I have a small shelf of books that will never be published. They are proof copies of work that ultimately had to be suppressed by the publisher, including a novel by Amanda Craig and a memoir by Rachel Cusk. Some were issued in revised form, but had to be withdrawn, for what used to be the only good reason: they fell foul of the law, in most cases the law of defamation.
Until recently, legitimate reasons to suppress books had been diminishing: obscenity or blasphemy had disappeared. They appear to be increasing again, and expanding out of the realm of the law. I don’t think we should worry about books that are withdrawn because they cross, or prove to have crossed, some legal barrier. When, this year, Alice Sebold’s rape memoir Lucky was withdrawn, it was because the man she accused, and who was convicted on the testimony she then adapted for publication, was shown to have been innocent. That would always have happened, long before the phrase “cancel culture” was coined.
But a more ominous loss was Blake Bailey’s life of the novelist Philip Roth. The American moralising critics had been gunning for Roth himself for some time, on the grounds of supposed misogyny, both in his books and in his real-life relationships with women. Fortunately, the greatest American novelist of the last 60 years is, as yet, out of their reach. Bailey himself was an easier target. He was the author of magnificent lives of John Cheever and Richard Yates, and the Roth biography was magisterial — but too forgiving in tone. And so allegations of sexual harassment, assault and even rape against the biographer were hauled up.

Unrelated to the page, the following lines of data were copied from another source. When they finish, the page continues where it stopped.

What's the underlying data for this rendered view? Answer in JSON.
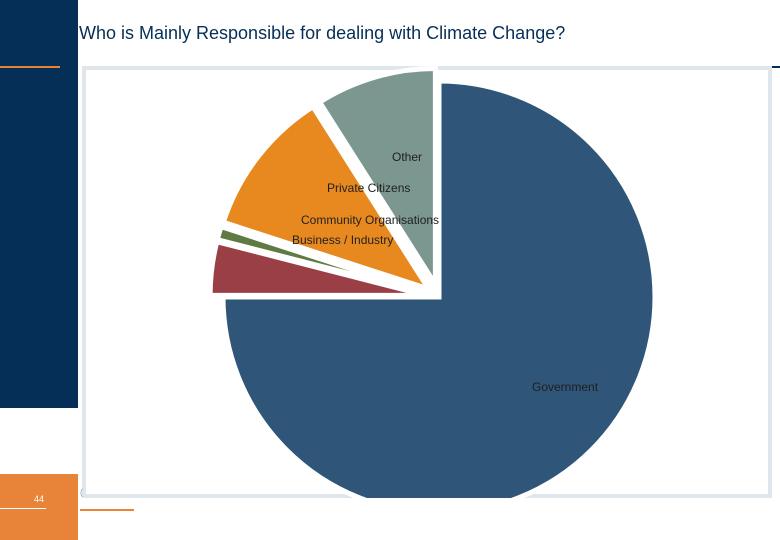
{
  "slide": {
    "title": "Who is Mainly Responsible for dealing with Climate Change?",
    "page_number": "44"
  },
  "colors": {
    "sidebar": "#062f57",
    "accent": "#e8843a"
  },
  "chart_data": {
    "type": "pie",
    "title": "",
    "slices": [
      {
        "label": "Government",
        "value": 75.0,
        "color": "#2f5578",
        "exploded": false
      },
      {
        "label": "Business / Industry",
        "value": 4.0,
        "color": "#9b3f47",
        "exploded": true
      },
      {
        "label": "Community Organisations",
        "value": 1.0,
        "color": "#5f7a43",
        "exploded": true
      },
      {
        "label": "Private Citizens",
        "value": 11.0,
        "color": "#e8891f",
        "exploded": true
      },
      {
        "label": "Other",
        "value": 9.0,
        "color": "#7c9690",
        "exploded": true
      }
    ],
    "legend": "none",
    "labels_on_slices": true
  }
}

Although not yet proved, and apparently not the subject of legal proceedings, they were enough for Bailey to be dropped by his agent and American publisher.
Is it ever acceptable for a legally unobjectionable book to be cancelled, simply because an influential group dislikes its ideas or its author? This is a question that has plagued the publishing industry this year, and will continue to plague it.

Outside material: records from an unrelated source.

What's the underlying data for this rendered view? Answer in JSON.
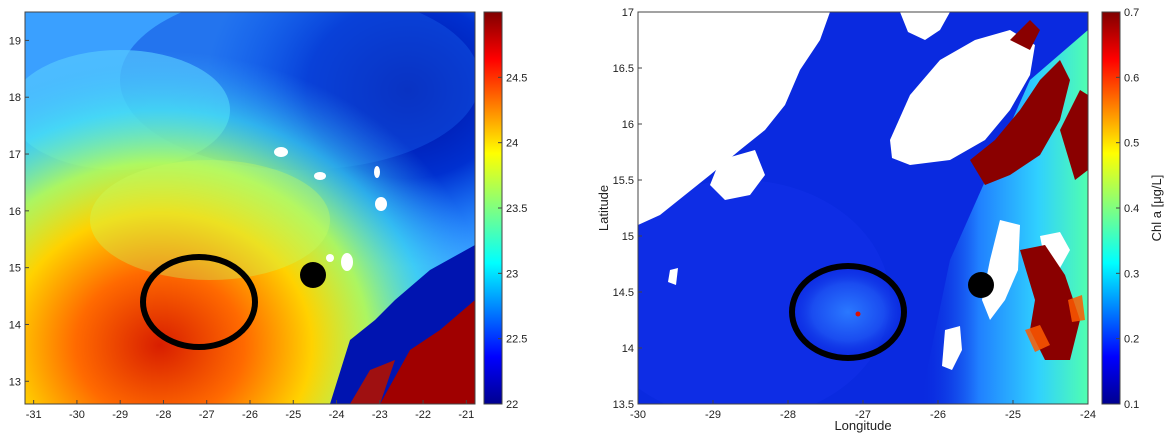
{
  "chart_data": [
    {
      "type": "heatmap",
      "title": "",
      "xlabel": "",
      "ylabel": "",
      "xlim": [
        -31.2,
        -20.8
      ],
      "ylim": [
        12.6,
        19.5
      ],
      "x_ticks": [
        -31,
        -30,
        -29,
        -28,
        -27,
        -26,
        -25,
        -24,
        -23,
        -22,
        -21
      ],
      "y_ticks": [
        13,
        14,
        15,
        16,
        17,
        18,
        19
      ],
      "colorbar": {
        "label": "",
        "range": [
          22,
          25
        ],
        "ticks": [
          22,
          22.5,
          23,
          23.5,
          24,
          24.5
        ],
        "colormap": "jet"
      },
      "annotations": [
        {
          "type": "ellipse-outline",
          "center": [
            -27.1,
            14.3
          ],
          "color": "#000000"
        },
        {
          "type": "filled-dot",
          "center": [
            -24.4,
            14.9
          ],
          "color": "#000000"
        }
      ]
    },
    {
      "type": "heatmap",
      "title": "",
      "xlabel": "Longitude",
      "ylabel": "Latitude",
      "xlim": [
        -30,
        -24
      ],
      "ylim": [
        13.5,
        17
      ],
      "x_ticks": [
        -30,
        -29,
        -28,
        -27,
        -26,
        -25,
        -24
      ],
      "y_ticks": [
        13.5,
        14,
        14.5,
        15,
        15.5,
        16,
        16.5,
        17
      ],
      "colorbar": {
        "label": "Chl a [μg/L]",
        "range": [
          0.1,
          0.7
        ],
        "ticks": [
          0.1,
          0.2,
          0.3,
          0.4,
          0.5,
          0.6,
          0.7
        ],
        "colormap": "jet"
      },
      "annotations": [
        {
          "type": "ellipse-outline",
          "center": [
            -27.2,
            14.3
          ],
          "color": "#000000"
        },
        {
          "type": "filled-dot",
          "center": [
            -25.45,
            14.6
          ],
          "color": "#000000"
        }
      ]
    }
  ],
  "colors": {
    "jet": [
      "#00008f",
      "#0000ff",
      "#0080ff",
      "#00ffff",
      "#80ff80",
      "#ffff00",
      "#ff8000",
      "#ff0000",
      "#800000"
    ],
    "land": "#ffffff",
    "marker": "#000000"
  }
}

A temporarily successful cancellation was of the journalist Julie Burchill’s polemic on wokeness. It is fair to say that if you agree to publish Julie Burchill, you should know what you’re signing up to. The ride will be exhilarating, but sometimes bumpy. This apparently came as news to Little, Brown. Burchill got into an argument on Twitter with a younger, Muslim journalist. During the exchange, Burchill raised a historically verified fact about the age of one of the Prophet Muhammad’s wives, and made energetically tactless descriptions about the man the religion venerates. In March, she had to pay damages for defamation. Although this had no bearing on the contents of the book Little, Brown had signed up, they said that she had “crossed the line” and they would not publish it.
Like many writers, I’ve had to admit defamation in the past. 20 years ago, you would have been considered dangerously insane to have suggested that Harper Collins drop my next novel because I’d been rude about a lady artist in the Spectator. Fortunately, there are still some who think this way. Burchill’s book was picked up by a small press, and those who agree with her, or indeed those who, like me, very much enjoy disagreeing with her, can buy her book on the Woke Trials from Academica Press for £24.95.
If you can find a bookshop stocking it, that is — one underrated feature of cancel culture is that quite ordinary booksellers took to announcing in principled tones that they would not sell work they disagreed with. Two reasonable but sceptical books on trans issues by Helen Joyce and Kathleen Stock were, it was suggested, having difficulty being displayed or even stocked by shops. I doubt it did the authors any harm. Amazon was not to be budged.
What is behind these attempts to remove individual books from circulation? And why does publishing, even for a moment, indulge the protesters who want to make the memoirs of, say, a senior member of a conservative US administration like Mike Pence unpublishable? Why are they, or the accusers of Blake Bailey, not told to go away or, if they are within the publishing industry, to find another area to work in?
Some of the scenes that have taken place are unarguably risible. The Canadian polemicist Jordan Peterson has a devoted following for his conservative hard-work-and-self-respect talks and essays. Robust prescriptions of Canadian Protestantism aren’t to everybody’s taste. The New York Times amusingly described him as the “custodian of the patriarchy”, not reflecting that the patriarchy might not need one. When Penguin Random House announced plans to publish his new book, protesters within the Canadian office forced them to hold what was described as an “emotional” meeting. One junior employee explained that publishing the book would “negatively affect their non-binary friend”. PRH went ahead, perhaps foreseeing the difficulties in consulting all the non-binary friends of junior employees about proposed signings and publications.